Max wanted to lick it off, a troglodyte impulse he was too tired and hungry to keep trapped in his lizard brain.
“So you’ll stay for the meeting?”
“I’ll think about it. Henry’s falling asleep.”
Makes two of us. “I can eat with one hand.” And had on many occasions. “Take a load off, Jeannie, and tell me what the guidelines are for renovating the Baron’s Hall.”
Because he did need her— or to be precise, his project did—and Max was determined that what his project needed, his project would get.
Chapter Six
Jeannie Cromarty was more passionate than she looked.
Max’s conclusion wasn’t sexual, but rather, the result of several hours of arguing, discussing, brainstorming, wandering the Hall, poking around in the closets and corners, and passing Henry back and forth.
The baby was a solid little guy, which made Max happy in an entirely irrelevant way. No heart surgeries for Henry, no apnea monitors starting with the first night home from the hospital, no dreading every appointment with the pediatrician and endless rotation of specialists.

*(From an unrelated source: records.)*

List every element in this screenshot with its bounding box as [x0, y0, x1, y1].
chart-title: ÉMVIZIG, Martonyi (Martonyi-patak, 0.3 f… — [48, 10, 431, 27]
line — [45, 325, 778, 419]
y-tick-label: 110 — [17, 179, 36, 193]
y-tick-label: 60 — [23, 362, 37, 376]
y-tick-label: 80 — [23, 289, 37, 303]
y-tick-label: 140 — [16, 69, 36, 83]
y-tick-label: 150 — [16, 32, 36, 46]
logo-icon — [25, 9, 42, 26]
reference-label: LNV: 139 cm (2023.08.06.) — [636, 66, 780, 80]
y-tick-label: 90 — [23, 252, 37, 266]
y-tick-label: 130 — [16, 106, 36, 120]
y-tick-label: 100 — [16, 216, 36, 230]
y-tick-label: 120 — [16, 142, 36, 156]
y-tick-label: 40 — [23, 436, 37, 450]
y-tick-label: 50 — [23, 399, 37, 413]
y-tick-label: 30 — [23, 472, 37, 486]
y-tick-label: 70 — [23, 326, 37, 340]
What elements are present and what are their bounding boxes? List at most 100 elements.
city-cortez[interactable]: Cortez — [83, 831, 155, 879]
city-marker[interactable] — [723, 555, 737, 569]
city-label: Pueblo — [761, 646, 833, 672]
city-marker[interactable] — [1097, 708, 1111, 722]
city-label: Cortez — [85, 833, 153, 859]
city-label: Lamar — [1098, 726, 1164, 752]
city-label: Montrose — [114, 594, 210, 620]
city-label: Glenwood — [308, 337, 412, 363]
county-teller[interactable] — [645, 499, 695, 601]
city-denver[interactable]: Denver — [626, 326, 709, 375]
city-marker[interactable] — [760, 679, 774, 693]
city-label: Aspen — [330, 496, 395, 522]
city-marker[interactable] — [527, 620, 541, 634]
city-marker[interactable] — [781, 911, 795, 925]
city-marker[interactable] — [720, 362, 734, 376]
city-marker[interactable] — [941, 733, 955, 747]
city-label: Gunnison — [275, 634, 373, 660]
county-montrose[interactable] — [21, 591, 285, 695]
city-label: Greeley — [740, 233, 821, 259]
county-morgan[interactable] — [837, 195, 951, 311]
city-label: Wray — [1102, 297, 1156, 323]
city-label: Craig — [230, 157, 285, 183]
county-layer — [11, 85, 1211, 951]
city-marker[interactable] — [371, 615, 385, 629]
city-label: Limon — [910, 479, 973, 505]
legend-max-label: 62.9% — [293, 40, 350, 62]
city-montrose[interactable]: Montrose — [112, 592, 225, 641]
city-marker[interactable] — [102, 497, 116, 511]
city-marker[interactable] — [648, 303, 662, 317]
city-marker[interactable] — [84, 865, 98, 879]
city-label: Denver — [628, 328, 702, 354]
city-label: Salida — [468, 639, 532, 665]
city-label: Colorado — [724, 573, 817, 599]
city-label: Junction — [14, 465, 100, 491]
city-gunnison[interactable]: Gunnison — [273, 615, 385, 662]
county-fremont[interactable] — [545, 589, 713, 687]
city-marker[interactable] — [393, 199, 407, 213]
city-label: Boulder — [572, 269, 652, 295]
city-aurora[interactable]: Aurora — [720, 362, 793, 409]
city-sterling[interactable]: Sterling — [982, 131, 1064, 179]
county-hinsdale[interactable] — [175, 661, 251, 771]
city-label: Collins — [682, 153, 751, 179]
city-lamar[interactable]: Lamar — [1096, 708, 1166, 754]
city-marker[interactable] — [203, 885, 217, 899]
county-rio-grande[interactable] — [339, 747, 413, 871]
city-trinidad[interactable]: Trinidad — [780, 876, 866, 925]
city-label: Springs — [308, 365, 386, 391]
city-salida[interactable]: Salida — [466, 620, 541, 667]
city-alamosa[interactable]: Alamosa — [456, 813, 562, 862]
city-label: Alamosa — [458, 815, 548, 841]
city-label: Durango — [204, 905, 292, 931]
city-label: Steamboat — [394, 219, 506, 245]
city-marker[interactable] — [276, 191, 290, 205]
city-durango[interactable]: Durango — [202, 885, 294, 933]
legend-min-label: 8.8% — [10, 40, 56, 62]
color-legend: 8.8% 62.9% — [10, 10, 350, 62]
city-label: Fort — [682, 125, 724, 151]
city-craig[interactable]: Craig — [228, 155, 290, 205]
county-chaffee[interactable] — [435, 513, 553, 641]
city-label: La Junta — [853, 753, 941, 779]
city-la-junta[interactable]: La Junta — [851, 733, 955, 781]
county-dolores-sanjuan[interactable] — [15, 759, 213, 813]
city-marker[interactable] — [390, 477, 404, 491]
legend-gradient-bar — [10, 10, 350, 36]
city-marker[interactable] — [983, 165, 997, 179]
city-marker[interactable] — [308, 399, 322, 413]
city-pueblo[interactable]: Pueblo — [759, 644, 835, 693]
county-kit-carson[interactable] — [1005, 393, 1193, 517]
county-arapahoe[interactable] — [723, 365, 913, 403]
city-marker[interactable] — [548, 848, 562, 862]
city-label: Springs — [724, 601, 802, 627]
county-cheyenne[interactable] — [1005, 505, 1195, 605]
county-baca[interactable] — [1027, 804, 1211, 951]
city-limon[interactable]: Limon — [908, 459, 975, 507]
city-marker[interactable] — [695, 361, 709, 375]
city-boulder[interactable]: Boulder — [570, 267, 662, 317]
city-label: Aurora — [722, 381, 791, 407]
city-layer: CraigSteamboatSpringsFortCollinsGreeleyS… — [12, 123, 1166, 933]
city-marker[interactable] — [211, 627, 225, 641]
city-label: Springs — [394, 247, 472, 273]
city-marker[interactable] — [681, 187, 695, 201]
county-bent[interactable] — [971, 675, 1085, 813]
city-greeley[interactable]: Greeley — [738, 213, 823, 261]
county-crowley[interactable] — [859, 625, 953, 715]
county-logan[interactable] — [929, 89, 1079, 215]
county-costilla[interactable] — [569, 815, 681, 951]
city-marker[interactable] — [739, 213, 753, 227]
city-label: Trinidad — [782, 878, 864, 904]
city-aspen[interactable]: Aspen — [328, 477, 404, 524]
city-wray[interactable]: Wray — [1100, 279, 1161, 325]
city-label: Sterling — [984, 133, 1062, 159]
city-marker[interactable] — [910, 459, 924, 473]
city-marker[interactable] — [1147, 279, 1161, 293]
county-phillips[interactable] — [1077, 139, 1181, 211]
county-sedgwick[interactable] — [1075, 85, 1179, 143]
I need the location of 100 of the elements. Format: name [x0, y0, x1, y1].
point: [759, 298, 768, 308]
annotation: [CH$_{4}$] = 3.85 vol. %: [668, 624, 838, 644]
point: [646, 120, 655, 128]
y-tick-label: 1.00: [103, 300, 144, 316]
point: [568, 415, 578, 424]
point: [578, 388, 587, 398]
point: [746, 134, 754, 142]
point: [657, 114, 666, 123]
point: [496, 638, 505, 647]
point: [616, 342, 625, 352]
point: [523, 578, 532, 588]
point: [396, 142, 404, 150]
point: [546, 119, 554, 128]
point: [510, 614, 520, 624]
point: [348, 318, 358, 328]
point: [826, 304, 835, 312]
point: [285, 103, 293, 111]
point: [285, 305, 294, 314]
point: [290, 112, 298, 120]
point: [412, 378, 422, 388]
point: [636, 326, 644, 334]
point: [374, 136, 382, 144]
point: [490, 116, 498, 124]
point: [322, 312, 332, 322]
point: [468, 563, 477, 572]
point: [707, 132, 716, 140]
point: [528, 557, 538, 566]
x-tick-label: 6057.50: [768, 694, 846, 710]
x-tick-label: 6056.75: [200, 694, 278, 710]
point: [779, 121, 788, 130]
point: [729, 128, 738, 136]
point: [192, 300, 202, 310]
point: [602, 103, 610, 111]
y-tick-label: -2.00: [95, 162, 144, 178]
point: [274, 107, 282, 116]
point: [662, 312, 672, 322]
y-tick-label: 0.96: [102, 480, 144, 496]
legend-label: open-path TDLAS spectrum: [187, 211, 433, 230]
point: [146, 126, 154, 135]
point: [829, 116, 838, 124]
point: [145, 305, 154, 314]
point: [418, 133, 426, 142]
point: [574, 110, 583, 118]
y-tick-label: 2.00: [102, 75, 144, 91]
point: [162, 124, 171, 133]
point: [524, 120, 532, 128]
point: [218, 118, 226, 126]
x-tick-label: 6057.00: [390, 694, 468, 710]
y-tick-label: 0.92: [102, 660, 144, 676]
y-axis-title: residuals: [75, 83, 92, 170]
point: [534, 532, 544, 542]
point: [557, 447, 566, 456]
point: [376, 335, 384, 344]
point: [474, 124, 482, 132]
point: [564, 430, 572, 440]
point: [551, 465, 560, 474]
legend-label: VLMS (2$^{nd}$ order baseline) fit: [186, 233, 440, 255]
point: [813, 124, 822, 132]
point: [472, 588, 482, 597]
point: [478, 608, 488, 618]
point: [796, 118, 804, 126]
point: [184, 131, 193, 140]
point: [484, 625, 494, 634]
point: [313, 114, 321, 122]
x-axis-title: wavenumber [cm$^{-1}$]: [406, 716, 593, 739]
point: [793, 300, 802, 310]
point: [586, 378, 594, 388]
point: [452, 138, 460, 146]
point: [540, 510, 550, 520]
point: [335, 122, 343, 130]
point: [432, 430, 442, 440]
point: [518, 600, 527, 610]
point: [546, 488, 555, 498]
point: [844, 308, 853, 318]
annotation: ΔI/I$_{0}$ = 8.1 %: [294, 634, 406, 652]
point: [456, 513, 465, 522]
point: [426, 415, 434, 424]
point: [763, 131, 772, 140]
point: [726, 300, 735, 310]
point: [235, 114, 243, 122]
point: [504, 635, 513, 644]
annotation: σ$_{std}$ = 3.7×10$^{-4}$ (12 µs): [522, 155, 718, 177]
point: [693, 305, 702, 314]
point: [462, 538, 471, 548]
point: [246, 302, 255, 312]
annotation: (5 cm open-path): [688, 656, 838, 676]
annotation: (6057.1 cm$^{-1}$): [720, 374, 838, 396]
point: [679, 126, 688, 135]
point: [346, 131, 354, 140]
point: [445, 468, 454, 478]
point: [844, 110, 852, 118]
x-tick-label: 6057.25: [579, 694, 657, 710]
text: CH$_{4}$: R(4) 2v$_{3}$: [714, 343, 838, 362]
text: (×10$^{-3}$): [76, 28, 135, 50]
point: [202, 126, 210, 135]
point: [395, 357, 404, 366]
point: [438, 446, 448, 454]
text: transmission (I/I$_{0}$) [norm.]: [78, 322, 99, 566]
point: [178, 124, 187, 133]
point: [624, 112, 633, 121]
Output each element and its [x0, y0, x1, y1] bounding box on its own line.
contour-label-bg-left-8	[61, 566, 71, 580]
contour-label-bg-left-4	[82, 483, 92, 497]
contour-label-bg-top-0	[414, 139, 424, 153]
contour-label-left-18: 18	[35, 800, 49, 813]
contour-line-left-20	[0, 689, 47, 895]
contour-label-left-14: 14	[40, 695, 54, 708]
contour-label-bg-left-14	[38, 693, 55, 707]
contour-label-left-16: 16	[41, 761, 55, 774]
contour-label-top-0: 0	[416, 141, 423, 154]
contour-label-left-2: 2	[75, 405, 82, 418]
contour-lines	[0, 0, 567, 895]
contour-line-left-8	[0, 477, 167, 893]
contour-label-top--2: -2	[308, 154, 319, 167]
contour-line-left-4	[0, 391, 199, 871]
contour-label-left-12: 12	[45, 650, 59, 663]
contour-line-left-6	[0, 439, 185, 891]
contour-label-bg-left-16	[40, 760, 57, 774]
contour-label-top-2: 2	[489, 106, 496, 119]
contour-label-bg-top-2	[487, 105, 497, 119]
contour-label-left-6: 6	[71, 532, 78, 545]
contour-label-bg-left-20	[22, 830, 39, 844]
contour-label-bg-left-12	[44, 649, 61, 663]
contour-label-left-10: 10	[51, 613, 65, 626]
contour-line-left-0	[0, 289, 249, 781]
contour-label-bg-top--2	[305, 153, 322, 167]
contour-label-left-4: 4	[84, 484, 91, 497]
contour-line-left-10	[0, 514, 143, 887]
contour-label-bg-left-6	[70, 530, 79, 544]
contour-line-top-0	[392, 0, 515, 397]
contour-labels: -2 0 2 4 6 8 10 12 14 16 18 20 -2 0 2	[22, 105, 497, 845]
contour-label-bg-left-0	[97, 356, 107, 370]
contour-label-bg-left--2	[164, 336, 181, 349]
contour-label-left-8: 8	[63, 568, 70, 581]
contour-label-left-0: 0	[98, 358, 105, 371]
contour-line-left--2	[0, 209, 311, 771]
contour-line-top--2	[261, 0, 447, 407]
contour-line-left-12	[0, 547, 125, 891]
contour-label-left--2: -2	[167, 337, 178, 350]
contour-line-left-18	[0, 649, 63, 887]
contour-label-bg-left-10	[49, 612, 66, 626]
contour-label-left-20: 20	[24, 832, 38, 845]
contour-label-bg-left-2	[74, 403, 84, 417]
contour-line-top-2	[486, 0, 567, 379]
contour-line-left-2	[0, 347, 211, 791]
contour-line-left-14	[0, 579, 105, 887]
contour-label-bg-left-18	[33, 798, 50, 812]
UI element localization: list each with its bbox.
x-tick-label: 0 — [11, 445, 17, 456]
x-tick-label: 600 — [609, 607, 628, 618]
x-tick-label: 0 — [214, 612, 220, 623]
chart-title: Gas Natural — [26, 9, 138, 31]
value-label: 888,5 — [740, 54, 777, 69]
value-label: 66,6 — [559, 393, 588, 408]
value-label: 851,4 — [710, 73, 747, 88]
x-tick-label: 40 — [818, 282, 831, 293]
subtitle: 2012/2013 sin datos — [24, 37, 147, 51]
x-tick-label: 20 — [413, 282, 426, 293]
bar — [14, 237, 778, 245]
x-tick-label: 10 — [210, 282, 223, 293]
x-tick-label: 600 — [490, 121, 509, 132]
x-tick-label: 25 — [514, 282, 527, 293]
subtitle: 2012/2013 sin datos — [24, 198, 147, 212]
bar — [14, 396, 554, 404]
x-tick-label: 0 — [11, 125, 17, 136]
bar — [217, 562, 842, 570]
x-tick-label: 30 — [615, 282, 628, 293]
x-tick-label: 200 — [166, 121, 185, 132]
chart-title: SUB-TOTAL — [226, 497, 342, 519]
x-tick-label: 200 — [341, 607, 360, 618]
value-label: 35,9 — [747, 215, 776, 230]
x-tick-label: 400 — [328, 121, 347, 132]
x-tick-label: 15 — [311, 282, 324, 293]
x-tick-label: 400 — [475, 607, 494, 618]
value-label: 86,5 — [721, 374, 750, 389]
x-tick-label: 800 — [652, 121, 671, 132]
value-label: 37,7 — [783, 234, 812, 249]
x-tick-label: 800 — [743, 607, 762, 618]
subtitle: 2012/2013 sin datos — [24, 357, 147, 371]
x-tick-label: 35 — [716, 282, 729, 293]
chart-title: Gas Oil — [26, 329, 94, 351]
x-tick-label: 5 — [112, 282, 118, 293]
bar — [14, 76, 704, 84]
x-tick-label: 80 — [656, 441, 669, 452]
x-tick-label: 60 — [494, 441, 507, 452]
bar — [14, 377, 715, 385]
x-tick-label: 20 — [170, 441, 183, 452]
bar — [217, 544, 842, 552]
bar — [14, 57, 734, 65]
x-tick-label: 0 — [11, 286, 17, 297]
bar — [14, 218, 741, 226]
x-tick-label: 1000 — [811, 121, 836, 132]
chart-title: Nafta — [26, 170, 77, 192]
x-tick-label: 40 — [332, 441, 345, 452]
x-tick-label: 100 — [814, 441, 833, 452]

A new parent shouldn’t have to deal with those heartaches, much less a new single parent.
“Are you ready for some sticky toffee pudding?” Jeannie asked when she and Max had returned to the kitchen.
“I’m ready for bed.” Max had showered and borrowed a pair of Elias Brodie’s sweats, along with a worn T-shirt that felt like the greatest comfort known to weary man. “But the sun isn’t cooperating.”
“This is the gloaming.” Jeannie turned the kettle on and removed a plaid towel from a square glass pan that looked like it held gingerbread. “This time of year, we don’t get pitch dark most nights. We get a summer sky. I
f the moon’s neither full nor new, the countess and her earl are sometimes seen walking the parapets.”
Max gently extracted the salt shaker from Henry’s fist, though not soon enough to protect Max’s knees from being dusted. “Have you seen them?”
“I have not, but then, I’m only here for weddings, family gatherings, or lately, to collect paperwork from Fergus. Elias saw them fairly often as a boy and said they are the most cheerful, besotted ghosts in all of Scotland. He saw them again before he left for Maryland this spring and joked about the legend being a lot of nonsense.”
This was normal for her, to talk of ghosts at the family castle.
Henry went after the pepper grinder next, which Max let him have. “What’s the legend?”
She set a glass measuring cup of some dark syrup in the microwave. “If the earl and his countess walk under a reiver’s moon, somebody’s courtship is about to begin.”
In two seconds flat, Henry figured out how to twist the pepper grinder and add to the mess. “That’s the whole legend? No foretelling of deaths, misfortune, or calamity?”
“We get the ghosts we get, Mr. Maitland, though there are many family stories. Elias has a desk in his study upon which Auld Michael is said to have first kissed his Brenna when he came home from ten years of war. Earl Michael left a history of the Napoleonic Wars as seen by a Brit from the French side. He was a spy rather than a traitor, though nobody would use that term at the time to speak of a man with a title.”
The microwave dinged, which distraction allowed Max to rescue the pepper grinder from Henry’s grasp. An aroma of caramel heaven filled the kitchen as Jeannie cut two pieces of gingerbread and set them in the microwave next.
“Is there a marketing angle to having besotted ghosts?” Max asked.
She passed a glance over Henry, who was gumming Max’s forearm. Not exactly gumming—Henry had a few teeth.
“Who knows?” Jeannie said. “Perhaps at Valentine’s Day. Michael and Brenna had seven children. One doesn’t accomplish that after a ten-year separation without a significant level of marital accord.”